Schmidt did not shy away from the sordid. Although some called what he did unscrupulous, he relished it.

"Somebody has to make the deals," he would say.

When discussing the Colin Farrell sex tape, for example, Schmidt gleefully described its contents, offering details that couldn't be printed in this newspaper, and was matter of fact about how he intended to exploit the tape for his personal enrichment. Farrell later sought legal action to block the tape's release, and shortly thereafter the tape ended up on the Internet, dramatically undercutting its worth.
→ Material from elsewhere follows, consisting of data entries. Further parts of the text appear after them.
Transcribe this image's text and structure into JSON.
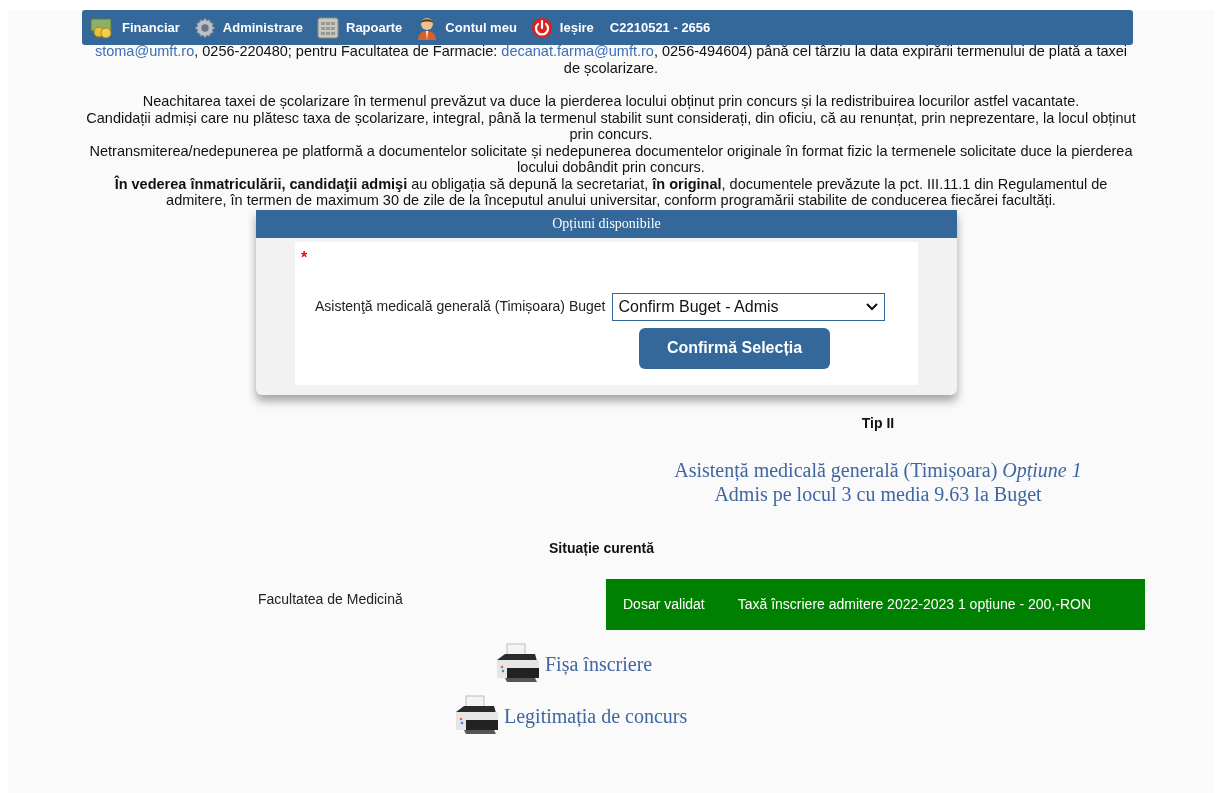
{
  "nav": {
    "items": [
      {
        "label": "Financiar",
        "kind": "money"
      },
      {
        "label": "Administrare",
        "kind": "gear"
      },
      {
        "label": "Rapoarte",
        "kind": "calculator"
      },
      {
        "label": "Contul meu",
        "kind": "user"
      },
      {
        "label": "Ieșire",
        "kind": "power"
      }
    ],
    "user_code": "C2210521 - 2656"
  },
  "intro": [
    {
      "kind": "link",
      "text": "stoma@umft.ro"
    },
    {
      "kind": "text",
      "text": ", 0256-220480; pentru Facultatea de Farmacie: "
    },
    {
      "kind": "link",
      "text": "decanat.farma@umft.ro"
    },
    {
      "kind": "text",
      "text": ", 0256-494604) până cel târziu la data expirării termenului de plată a taxei de școlarizare."
    }
  ],
  "paragraphs": [
    "Neachitarea taxei de școlarizare în termenul prevăzut va duce la pierderea locului obținut prin concurs și la redistribuirea locurilor astfel vacantate.",
    "Candidații admiși care nu plătesc taxa de școlarizare, integral, până la termenul stabilit sunt considerați, din oficiu, că au renunțat, prin neprezentare, la locul obținut prin concurs.",
    "Netransmiterea/nedepunerea pe platformă a documentelor solicitate și nedepunerea documentelor originale în format fizic la termenele solicitate duce la pierderea locului dobândit prin concurs.",
    "**În vederea înmatriculării, candidaţii admişi** au obligația să depună la secretariat, **în original**, documentele prevăzute la pct. III.11.1 din Regulamentul de admitere, în termen de maximum 30 de zile de la începutul anului universitar, conform programării stabilite de conducerea fiecărei facultăți."
  ],
  "options_panel": {
    "title": "Opțiuni disponibile",
    "required_mark": "*",
    "label": "Asistenţă medicală generală (Timișoara) Buget",
    "select_value": "Confirm Buget - Admis",
    "button": "Confirmă Selecția"
  },
  "tip": "Tip II",
  "result": {
    "line_1": "Asistență medicală generală (Timișoara) *Opțiune 1*",
    "line_2": "Admis pe locul 3 cu media 9.63 la Buget"
  },
  "status": {
    "heading": "Situație curentă",
    "faculty": "Facultatea de Medicină",
    "badges": [
      "Dosar validat",
      "Taxă înscriere admitere 2022-2023 1 opțiune - 200,-RON"
    ]
  },
  "print_links": [
    "Fișa înscriere",
    "Legitimația de concurs"
  ]
}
Schmidt insisted that he had nothing to do with the tape's release.

There were some suggestions, though, that Schmidt also craved acceptance from some of the people he was seemingly trying to exploit.
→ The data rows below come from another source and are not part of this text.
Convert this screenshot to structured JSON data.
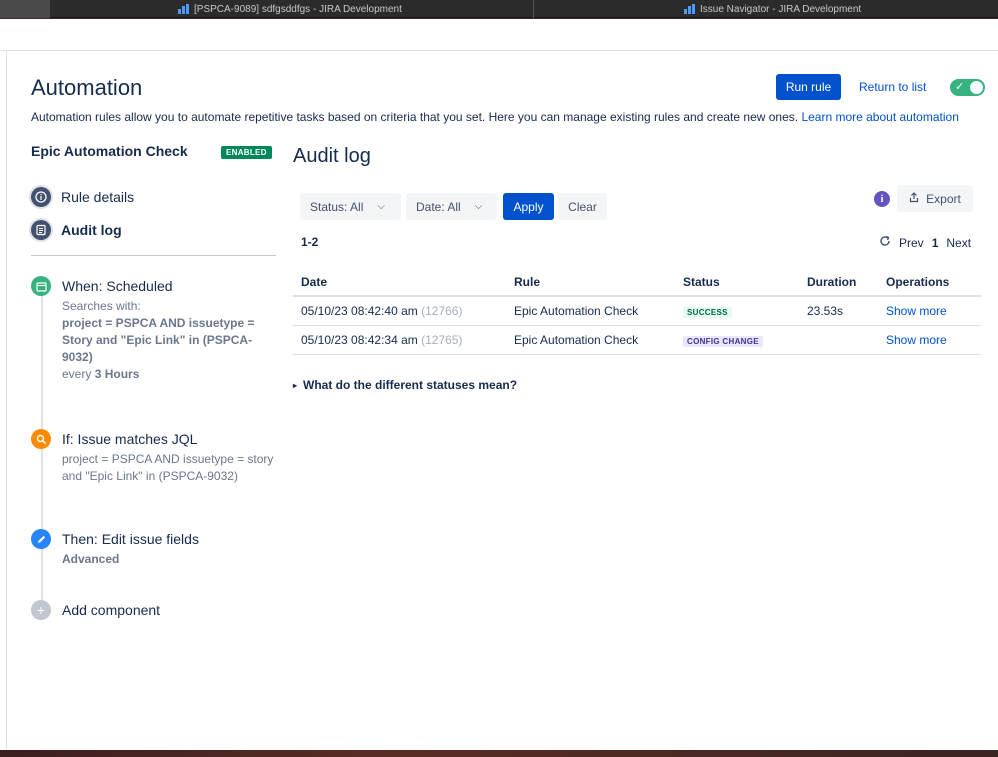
{
  "browser": {
    "tabs": [
      {
        "label": "[PSPCA-9089] sdfgsddfgs - JIRA Development"
      },
      {
        "label": "Issue Navigator - JIRA Development"
      }
    ]
  },
  "header": {
    "title": "Automation",
    "description": "Automation rules allow you to automate repetitive tasks based on criteria that you set. Here you can manage existing rules and create new ones.",
    "learn_more": "Learn more about automation",
    "run_rule": "Run rule",
    "return_to_list": "Return to list",
    "toggle_enabled": true
  },
  "sidebar": {
    "rule_name": "Epic Automation Check",
    "status": "ENABLED",
    "nav": [
      {
        "label": "Rule details",
        "icon": "info-icon"
      },
      {
        "label": "Audit log",
        "icon": "audit-log-icon"
      }
    ],
    "steps": [
      {
        "heading": "When: Scheduled",
        "line1": "Searches with:",
        "jql": "project = PSPCA AND issuetype = Story and \"Epic Link\" in (PSPCA-9032)",
        "every_prefix": "every",
        "every_value": "3 Hours",
        "icon": "calendar-icon",
        "color": "#36b37e"
      },
      {
        "heading": "If: Issue matches JQL",
        "body": "project = PSPCA AND issuetype = story and \"Epic Link\" in (PSPCA-9032)",
        "icon": "search-icon",
        "color": "#ff8b00"
      },
      {
        "heading": "Then: Edit issue fields",
        "body": "Advanced",
        "icon": "pencil-icon",
        "color": "#2684ff"
      },
      {
        "heading": "Add component",
        "icon": "plus-icon",
        "color": "#c1c7d0"
      }
    ]
  },
  "audit": {
    "title": "Audit log",
    "filters": {
      "status": "Status: All",
      "date": "Date: All",
      "apply": "Apply",
      "clear": "Clear"
    },
    "export": "Export",
    "range": "1-2",
    "pager": {
      "prev": "Prev",
      "current": "1",
      "next": "Next"
    },
    "columns": [
      "Date",
      "Rule",
      "Status",
      "Duration",
      "Operations"
    ],
    "rows": [
      {
        "date": "05/10/23 08:42:40 am",
        "id": "(12766)",
        "rule": "Epic Automation Check",
        "status": "SUCCESS",
        "duration": "23.53s",
        "operation": "Show more"
      },
      {
        "date": "05/10/23 08:42:34 am",
        "id": "(12765)",
        "rule": "Epic Automation Check",
        "status": "CONFIG CHANGE",
        "duration": "",
        "operation": "Show more"
      }
    ],
    "faq": "What do the different statuses mean?"
  }
}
When it came to the photos a worker reportedly found on Foxx's property, Schmidt agreed to return them -- if he could get a face-to-face meeting with the actor.

"He wanted to shake hands with Jamie Foxx, and I said that would not occur," celebrity attorney Martin D. Singer recalled at the time. The photos were nonetheless returned.

Schmidt was also willing to make a sex tape himself. He was in negotiations at one point to help produce and distribute a sex tape co-starring him and 1991 Mrs. America Jill Scott. "Jill looks great, we both work out every day, and I think this gives the fortysomething crowd a little hope for eternal youth," Schmidt said at the time.

Tall and buff from those strenuous weight-and-swimming workouts, Schmidt was a name dropper who boasted of personal relationships with the likes of Hustler's Flynt; Penthouse publisher Bob Guccione; Maricopa County, Ariz., Sheriff Joe Arpaio; and Joe Garagiola Jr., general manager of the Arizona Diamondbacks baseball team. (Arpaio had a particularly unusual relationship with Schmidt, having been his jailer -- Schmidt spent time behind bars in Arizona as part of an extended custody battle with the mother of his daughters Kelsey and Kassidy.)

Schmidt was a Rochester, Minn., native who attended Augsberg College before relocating to Arizona, where he worked briefly as a newspaper reporter and would later become press secretary to then-Arizona Gov. Evan Mecham. Schmidt's second career began in 1992, when Gennifer Flowers sold her story about her relationship with Bill Clinton to the Star tabloid. Schmidt took the initiative to contact Flowers through her attorney and subsequently negotiated a deal for her to pose in Penthouse.

Tom Cruise

A second man still faces charges in connection with the Tom Cruise extortion plot. Computer expert Marc Lewis Gittleman, 33, of Los Angeles allegedly took the pictures when he worked on a computer belonging to the wedding's authorized photographer. Gittleman reportedly made a copy of the hard drive and later brought them to Schmidt.